It’s simple — I just need to be the opposite of them.
I stand on the other side, still alive through the trying times that my narcissist has put me through. The lies that I had been fed for years were finally coming to an end.
I have faced the most challenging days of my life and held firm throughout the dusty storms through this time. Now, I am left with the constant reminder that I am scarred and haunted by my narcissist.
I think back frequently to the times that my narcissist truly impacted me. How their words made me change who I was because I was afraid. That was the key, though, wasn’t it? To keep me afraid? Being afraid causes me to be more submissive to their lies and deceit.
Through all the manipulation tactics and smear campaigns, I learned to be a good person. I was so horrified at how I was treated that it felt nearly impossible to fully break free from.
I learned what not to be because I needed to be better. I grew to hate the narcissist so much that I despised all they were. I wanted a life that was the opposite of theirs; I needed change.
But from the destruction grew beautiful flowers that I will carry with me forever.
My narcissist would always tell me to “do the right thing” because I dared to resist their demand. Through my defiance, I grew a name for myself as a trouble maker.
I was the evil person in the family, and I didn’t know what to do. I saw the only option was to be a nice, more obedient person. I was a greedy, money-hungry liar who was ruining the family. But I later came to find out that I had been lied to (obviously) — that’s a story for another time, though.
So I set out on a mission at this time to be a better person — through the guidance of my narcissist, of course. I learned to stay quiet, and I learned to observe. I challenged my gut instinct and suppressed the questions that I had.
Through this time, I wanted to show my narcissist more respect. I frequently went out of my way to help the narcissist. After all, I believed this was the way to be a better person: do what the narcissist said.
But my narcissist saw power and control as a way to gain respect. The respect they wanted was done by manipulating and controlling various family members — I wasn’t the only one.
How not to behave
As I process my narcissist’s impact on me, I realize that they have given me the best lesson of all.
I have learned how to be a good person. The narcissist is a shining example of how you should not behave towards family and friends.
I learned to be open, transparent, and clear about my intentions and actions. I wanted to show that I had nothing to hide. Which is entirely true, I don’t. I treat people with kindness, as that is how I want to be treated in return. I do not do good things to brag about them later.
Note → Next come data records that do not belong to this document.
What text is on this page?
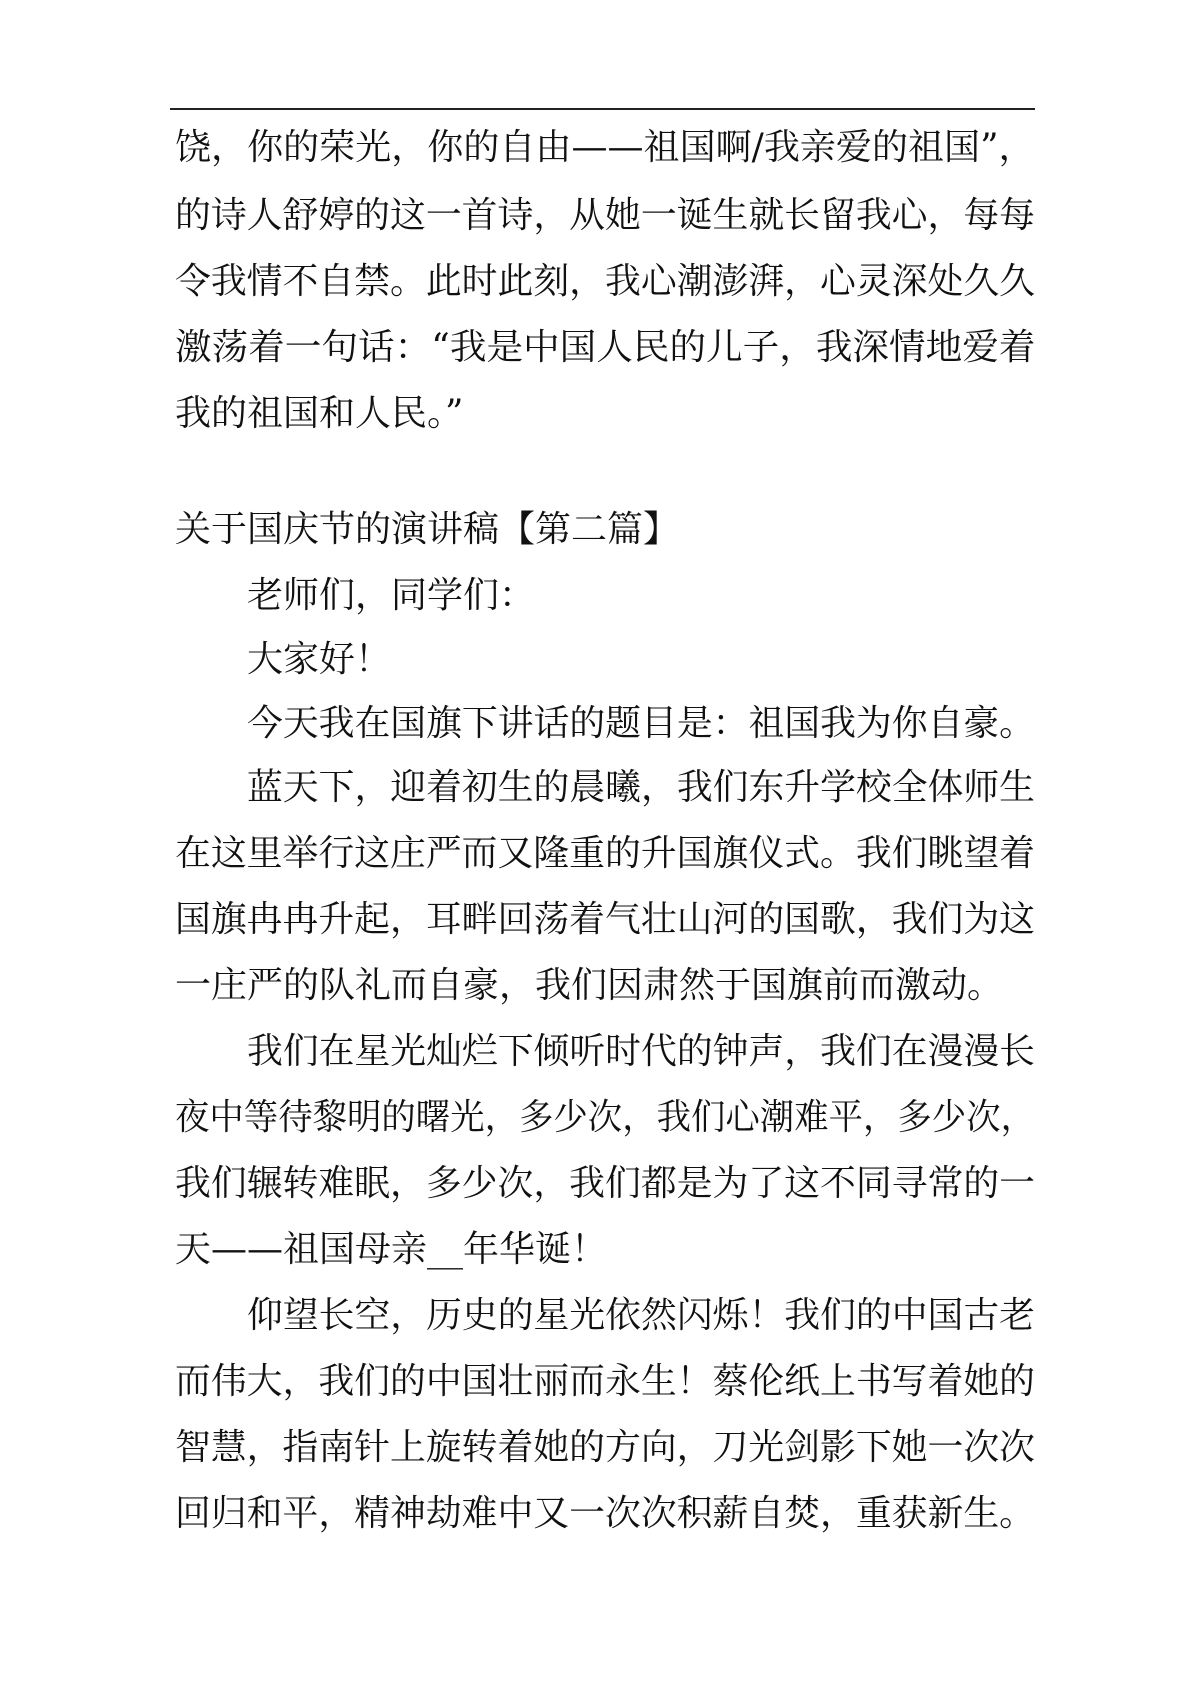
饶，你的荣光，你的自由——祖国啊/我亲爱的祖国”，
的诗人舒婷的这一首诗，从她一诞生就长留我心，每每
令我情不自禁。此时此刻，我心潮澎湃，心灵深处久久
激荡着一句话：“我是中国人民的儿子，我深情地爱着
我的祖国和人民。”
关于国庆节的演讲稿【第二篇】
老师们，同学们：
大家好！
今天我在国旗下讲话的题目是：祖国我为你自豪。
蓝天下，迎着初生的晨曦，我们东升学校全体师生
在这里举行这庄严而又隆重的升国旗仪式。我们眺望着
国旗冉冉升起，耳畔回荡着气壮山河的国歌，我们为这
一庄严的队礼而自豪，我们因肃然于国旗前而激动。
我们在星光灿烂下倾听时代的钟声，我们在漫漫长
夜中等待黎明的曙光，多少次，我们心潮难平，多少次，
我们辗转难眠，多少次，我们都是为了这不同寻常的一
天——祖国母亲__年华诞！
仰望长空，历史的星光依然闪烁！我们的中国古老
而伟大，我们的中国壮丽而永生！蔡伦纸上书写着她的
智慧，指南针上旋转着她的方向，刀光剑影下她一次次
回归和平，精神劫难中又一次次积薪自焚，重获新生。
Being open and transparent shows that I have nothing to hide. I have learned through my narcissist that secrets that you keep will always come back to haunt you. You cannot hide what you don’t want others to know.
Whatever you do in the dark comes to light one way or another.
I don’t need to hide the truth because I would never tell a lie to save my own skin or gain money somehow. Hiding the truth because they need to protect their reputation; it’s a vital part of who they are.
I can get through anything
Through the times I have spent enduring the narcissistic abuse, I have learned something valuable through processing all of this.
I have learned that I am a strong individual; I am a good person with good intentions. I want to be happy, and I want to spread love, not fear.
I know that through trying times, I am strong. I am sturdy, and I am capable. At the end of the day, I know that I am loved and cared for — and that I have put love out into the world.
I can rest peacefully knowing I have set out with life to have good intentions.
I now live with a solid moral ethic.
I did not run my life on lies that I created to inflate my ego.
I want to tell the truth, even if it is hard. I cannot keep living a lie to make others happy.
I have learned how to be me.
Through all of the struggles in my life, I am glad that I have been given these valuable lessons. I will never act in the way that the narcissist acted. I sympathize with them, though. They have no idea how much hurt they have caused — and the potential for our relationship to be healthy and like a family.
And I’ve also learned that I don’t need to hold people in fear to be treated with respect. I earn respect through my actions and behavior every single day.
You will see my intentions through my actions — and they are nothing but pure.